Architecting the future of predictive genomics – a blueprint for technology

Photo by Adi Goldstein on Unsplash including technology

This blog is the third in a series from Zetta Genomics CEO, Mark Bailley, on the opportunities of predictive medicine. Parts one and two looked at health systems and economies, and public education. Part three turns to the challenges of technology.

Genomics has the potential to deliver predictive medicine that democratises healthcare, creates viable health economies and improves the health outcomes of billions of people across the globe. Genomic technologies will be a key enabler to turn this potential into reality.    Yet, not all genomic technologies are created equal. While some of the more headline-grabbing fields have been the focus of significant investment, others have not. Genomic data management has been something of a Cinderella technology – often overlooked and under-resourced – but if we are to achieve genomic potential, genomic data must go to the ball.  



It’s worth remembering that it’s only been 20 years since the sequencing of the first human genome. A decade later, we could probably have numbered the global total in the low thousands. 

Everything changed in 2013 when Genomics England committed to sequence a then unprecedented 100,000 genomes within five years. It was a moonshot that demanded the industrialisation of what had previously been a cottage industry.   

Sequencing technology has been a key beneficiary, with significant investment that has seen growing scale and shrinking costs. Today, the latest sequencing machines cost around US$1 million – while sequencing a genome can be achieved for as little as US$200. It means that the global store of genomes is now numbered in the tens of millions. As many health systems around the world embark on large scale sequencing projects such as neonatal testing, this figure is going to rise exponentially.  


The data challenge 

To truly harness predictive genomic medicine at the population scale, however, we also needed a fundamental transformation of the technologies that allow us to manage and analyse data at speed and scale. 

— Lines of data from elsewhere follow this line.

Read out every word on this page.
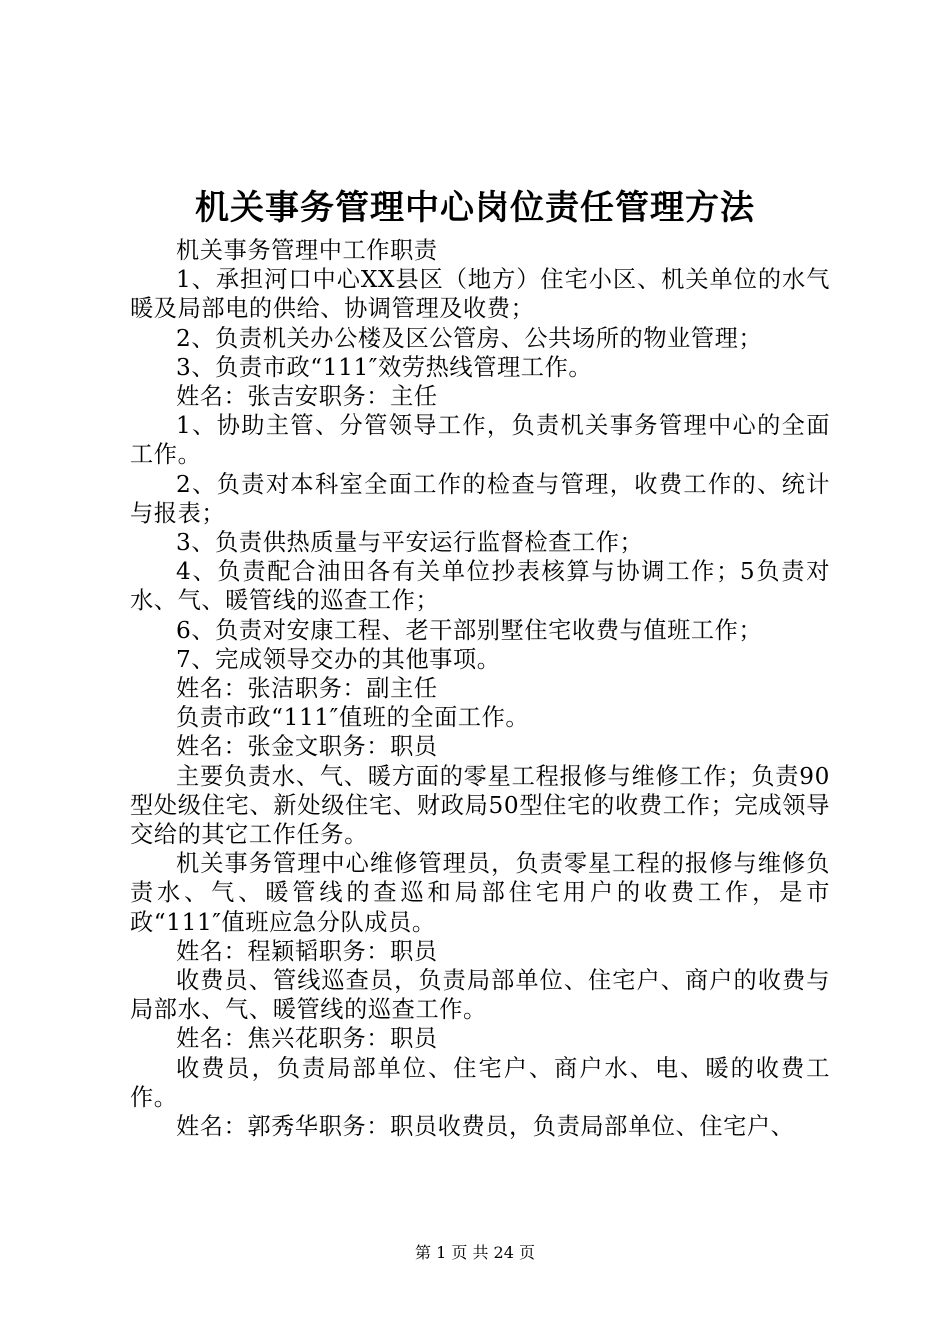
机关事务管理中心岗位责任管理方法

机关事务管理中工作职责

1、承担河口中心XX县区（地方）住宅小区、机关单位的水气暖及局部电的供给、协调管理及收费；

2、负责机关办公楼及区公管房、公共场所的物业管理；

3、负责市政“111″效劳热线管理工作。

姓名：张吉安职务：主任

1、协助主管、分管领导工作，负责机关事务管理中心的全面工作。

2、负责对本科室全面工作的检查与管理，收费工作的、统计与报表；

3、负责供热质量与平安运行监督检查工作；

4、负责配合油田各有关单位抄表核算与协调工作；5负责对水、气、暖管线的巡查工作；

6、负责对安康工程、老干部别墅住宅收费与值班工作；

7、完成领导交办的其他事项。

姓名：张洁职务：副主任

负责市政“111″值班的全面工作。

姓名：张金文职务：职员

主要负责水、气、暖方面的零星工程报修与维修工作；负责90型处级住宅、新处级住宅、财政局50型住宅的收费工作；完成领导交给的其它工作任务。

机关事务管理中心维修管理员，负责零星工程的报修与维修负责水、气、暖管线的查巡和局部住宅用户的收费工作，是市政“111″值班应急分队成员。

姓名：程颖韬职务：职员

收费员、管线巡查员，负责局部单位、住宅户、商户的收费与局部水、气、暖管线的巡查工作。

姓名：焦兴花职务：职员

收费员，负责局部单位、住宅户、商户水、电、暖的收费工作。

姓名：郭秀华职务：职员收费员，负责局部单位、住宅户、

第 1 页 共 24 页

As Genomics England worked to get to 100,000 genomes, it realised that genomic data management needed an overhaul. While contemporary data technologies could just about cope with tens or hundreds of genomes, they were woefully inadequate when faced with the population level demands of tens or hundreds of millions.  

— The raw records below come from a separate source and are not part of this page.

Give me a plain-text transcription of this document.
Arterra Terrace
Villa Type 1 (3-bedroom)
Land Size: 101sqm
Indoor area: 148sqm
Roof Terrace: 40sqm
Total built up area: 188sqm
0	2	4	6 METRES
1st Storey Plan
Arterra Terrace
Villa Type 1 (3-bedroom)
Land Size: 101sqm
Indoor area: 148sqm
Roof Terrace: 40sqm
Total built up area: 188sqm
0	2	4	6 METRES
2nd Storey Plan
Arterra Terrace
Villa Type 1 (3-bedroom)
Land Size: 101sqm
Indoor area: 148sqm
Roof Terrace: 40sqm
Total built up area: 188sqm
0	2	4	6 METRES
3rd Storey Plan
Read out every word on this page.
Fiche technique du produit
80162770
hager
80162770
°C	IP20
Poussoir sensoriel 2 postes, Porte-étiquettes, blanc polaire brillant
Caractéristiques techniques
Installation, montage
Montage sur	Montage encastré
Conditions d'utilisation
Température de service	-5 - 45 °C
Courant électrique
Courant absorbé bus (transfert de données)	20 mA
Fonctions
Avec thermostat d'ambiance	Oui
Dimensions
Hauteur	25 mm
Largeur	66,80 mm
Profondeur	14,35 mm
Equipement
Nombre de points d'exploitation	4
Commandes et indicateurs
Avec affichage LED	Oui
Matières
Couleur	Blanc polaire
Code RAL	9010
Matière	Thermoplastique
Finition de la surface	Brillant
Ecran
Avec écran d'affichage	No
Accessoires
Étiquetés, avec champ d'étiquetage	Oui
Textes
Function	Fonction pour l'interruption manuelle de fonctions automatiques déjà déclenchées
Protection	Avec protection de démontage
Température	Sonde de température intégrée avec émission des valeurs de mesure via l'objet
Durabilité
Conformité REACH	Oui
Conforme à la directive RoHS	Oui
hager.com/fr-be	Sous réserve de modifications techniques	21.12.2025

One of the primary barriers is the fact that, pre-genomic health data, such as a biopsy, was – and only needed to be – a snapshot of a moment in time. Genomic data, however, needs to be dynamic – requiring constant access and reanalysis as understanding of the genome grows and diseases progress.  

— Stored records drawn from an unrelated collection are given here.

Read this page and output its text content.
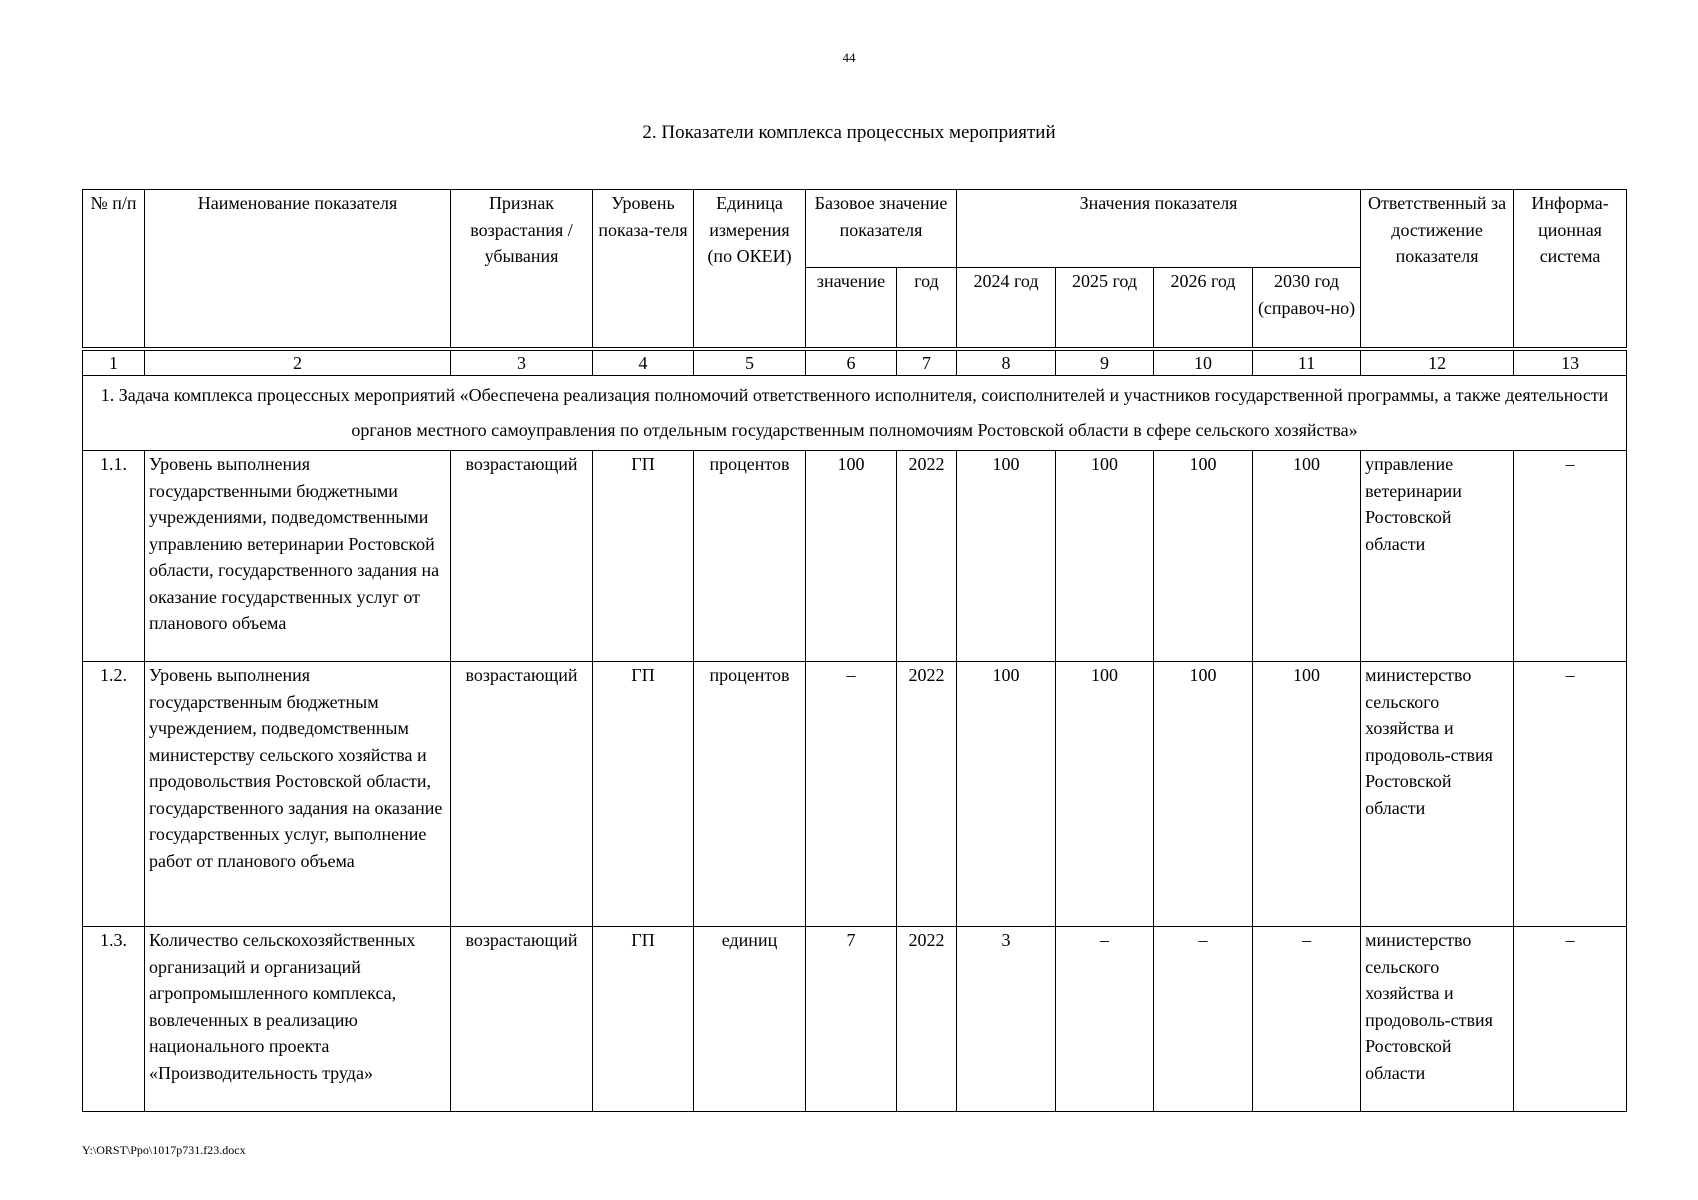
44
2. Показатели комплекса процессных мероприятий
№ п/п	Наименование показателя	Признак возрастания / убывания	Уровень показа-теля	Единица измерения (по ОКЕИ)	Базовое значение показателя		Значения показателя				Ответственный за достижение показателя	Информа-ционная система
					значение	год	2024 год	2025 год	2026 год	2030 год (справоч-но)		
1	2	3	4	5	6	7	8	9	10	11	12	13
1. Задача комплекса процессных мероприятий «Обеспечена реализация полномочий ответственного исполнителя, соисполнителей и участников государственной программы, а также деятельности органов местного самоуправления по отдельным государственным полномочиям Ростовской области в сфере сельского хозяйства»												
1.1.	Уровень выполнения государственными бюджетными учреждениями, подведомственными управлению ветеринарии Ростовской области, государственного задания на оказание государственных услуг от планового объема	возрастающий	ГП	процентов	100	2022	100	100	100	100	управление ветеринарии Ростовской области	–
1.2.	Уровень выполнения государственным бюджетным учреждением, подведомственным министерству сельского хозяйства и продовольствия Ростовской области, государственного задания на оказание государственных услуг, выполнение работ от планового объема	возрастающий	ГП	процентов	–	2022	100	100	100	100	министерство сельского хозяйства и продоволь-ствия Ростовской области	–
1.3.	Количество сельскохозяйственных организаций и организаций агропромышленного комплекса, вовлеченных в реализацию национального проекта «Производительность труда»	возрастающий	ГП	единиц	7	2022	3	–	–	–	министерство сельского хозяйства и продоволь-ствия Ростовской области	–
Y:\ORST\Ppo\1017p731.f23.docx
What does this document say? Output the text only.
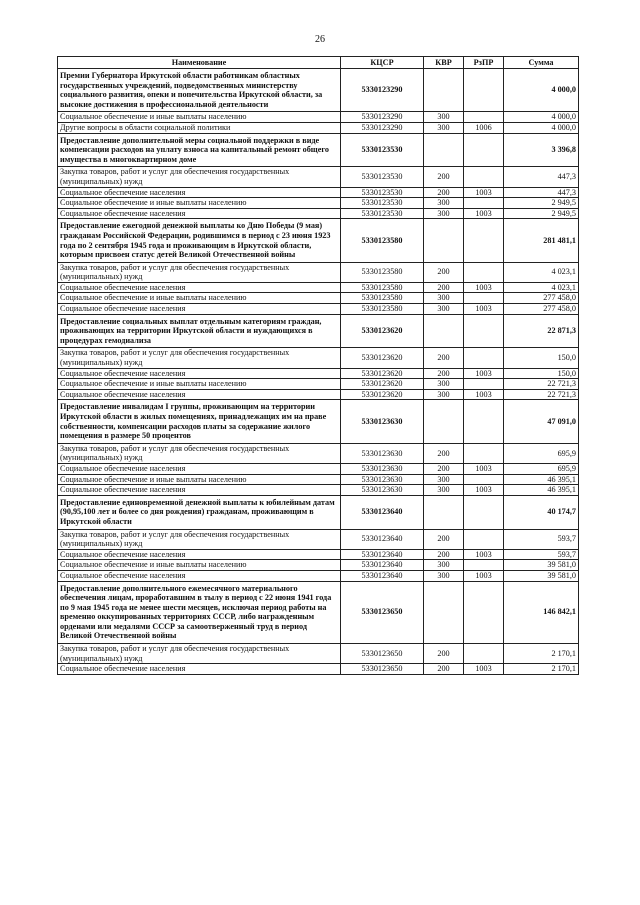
26
Наименование	КЦСР	КВР	РзПР	Сумма
Премии Губернатора Иркутской области работникам областных государственных учреждений, подведомственных министерству социального развития, опеки и попечительства Иркутской области, за высокие достижения в профессиональной деятельности	5330123290			4 000,0
Социальное обеспечение и иные выплаты населению	5330123290	300		4 000,0
Другие вопросы в области социальной политики	5330123290	300	1006	4 000,0
Предоставление дополнительной меры социальной поддержки в виде компенсации расходов на уплату взноса на капитальный ремонт общего имущества в многоквартирном доме	5330123530			3 396,8
Закупка товаров, работ и услуг для обеспечения государственных (муниципальных) нужд	5330123530	200		447,3
Социальное обеспечение населения	5330123530	200	1003	447,3
Социальное обеспечение и иные выплаты населению	5330123530	300		2 949,5
Социальное обеспечение населения	5330123530	300	1003	2 949,5
Предоставление ежегодной денежной выплаты ко Дню Победы (9 мая) гражданам Российской Федерации, родившимся в период с 23 июня 1923 года по 2 сентября 1945 года и проживающим в Иркутской области, которым присвоен статус детей Великой Отечественной войны	5330123580			281 481,1
Закупка товаров, работ и услуг для обеспечения государственных (муниципальных) нужд	5330123580	200		4 023,1
Социальное обеспечение населения	5330123580	200	1003	4 023,1
Социальное обеспечение и иные выплаты населению	5330123580	300		277 458,0
Социальное обеспечение населения	5330123580	300	1003	277 458,0
Предоставление социальных выплат отдельным категориям граждан, проживающих на территории Иркутской области и нуждающихся в процедурах гемодиализа	5330123620			22 871,3
Закупка товаров, работ и услуг для обеспечения государственных (муниципальных) нужд	5330123620	200		150,0
Социальное обеспечение населения	5330123620	200	1003	150,0
Социальное обеспечение и иные выплаты населению	5330123620	300		22 721,3
Социальное обеспечение населения	5330123620	300	1003	22 721,3
Предоставление инвалидам I группы, проживающим на территории Иркутской области в жилых помещениях, принадлежащих им на праве собственности, компенсации расходов платы за содержание жилого помещения в размере 50 процентов	5330123630			47 091,0
Закупка товаров, работ и услуг для обеспечения государственных (муниципальных) нужд	5330123630	200		695,9
Социальное обеспечение населения	5330123630	200	1003	695,9
Социальное обеспечение и иные выплаты населению	5330123630	300		46 395,1
Социальное обеспечение населения	5330123630	300	1003	46 395,1
Предоставление единовременной денежной выплаты к юбилейным датам (90,95,100 лет и более со дня рождения) гражданам, проживающим в Иркутской области	5330123640			40 174,7
Закупка товаров, работ и услуг для обеспечения государственных (муниципальных) нужд	5330123640	200		593,7
Социальное обеспечение населения	5330123640	200	1003	593,7
Социальное обеспечение и иные выплаты населению	5330123640	300		39 581,0
Социальное обеспечение населения	5330123640	300	1003	39 581,0
Предоставление дополнительного ежемесячного материального обеспечения лицам, проработавшим в тылу в период с 22 июня 1941 года по 9 мая 1945 года не менее шести месяцев, исключая период работы на временно оккупированных территориях СССР, либо награжденным орденами или медалями СССР за самоотверженный труд в период Великой Отечественной войны	5330123650			146 842,1
Закупка товаров, работ и услуг для обеспечения государственных (муниципальных) нужд	5330123650	200		2 170,1
Социальное обеспечение населения	5330123650	200	1003	2 170,1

Today, this lack of a genomic-native data platform hampers health systems as they try to embed genomics in routine care. Identifying variants that could provide a diagnosis, for example, still relies on largely manual processes that absorb huge amounts of time from highly skilled specialists such as clinical scientists and bioinformaticians. While genomics races into the 21st century, its data foundations languish in the 20th. 


The data opportunity 

Genomics England and the University of Cambridge accepted the initial data challenge, harnessing the expertise of the global open-source community to sweep away the old flat file system.  

The technologies that they pioneered are advancing fast. Researchers and clinicians can now access genomic-native, highly automated tertiary analysis platforms to store, aggregate, retrieve, annotate, interpret and continually reanalyse data – in real time at the laboratory bench or the patient’s bedside.  

Where scale once hampered genomics, these technologies become more powerful as data volumes grow. It means, for example, that we can cut analysis times – from weeks or months – to hours, days and even minutes. Now, we can increase diagnostic yields and end diagnostic odysseys for many more patients.  

Finding their way into clinical settings, these data management platforms are already making an impact.  

Dr Caoimhe McKenna, a clinical genetics doctor at the Northern Ireland Regional Genomics Service, now uses our XetaBase technologies. She said, Variation in the human genome is vast, so I need a solution to help me find the needle in the haystack. XetaBase is unique – a technology that allows me to visualise patient variants in ways that are user friendly and intuitive. The platform incorporates variant prioritisation tools such as Exomiser, alongside easy links to browsers such as Decipher. Without XetaBase, this process is slow and laborious – with XetaBase I can find that needle and identify diagnoses faster.”  

Today, genomic success is often measured in numbers of genomes sequenced. Yet, what benefits do the big numbers bring if we can’t transform the data they capture into actionable insight and improved patient outcomes?  

The challenge for genomic medicine is to architect a future where technologies advance in step – where vast libraries of sequences are met with a greater capacity to store, analyse, interpret – and apply – the treasure trove of data that they hold. 

Using next generation genomic data technologies, we can amplify insight, drive discovery and accelerate the introduction of precision and predictive medicine at scale.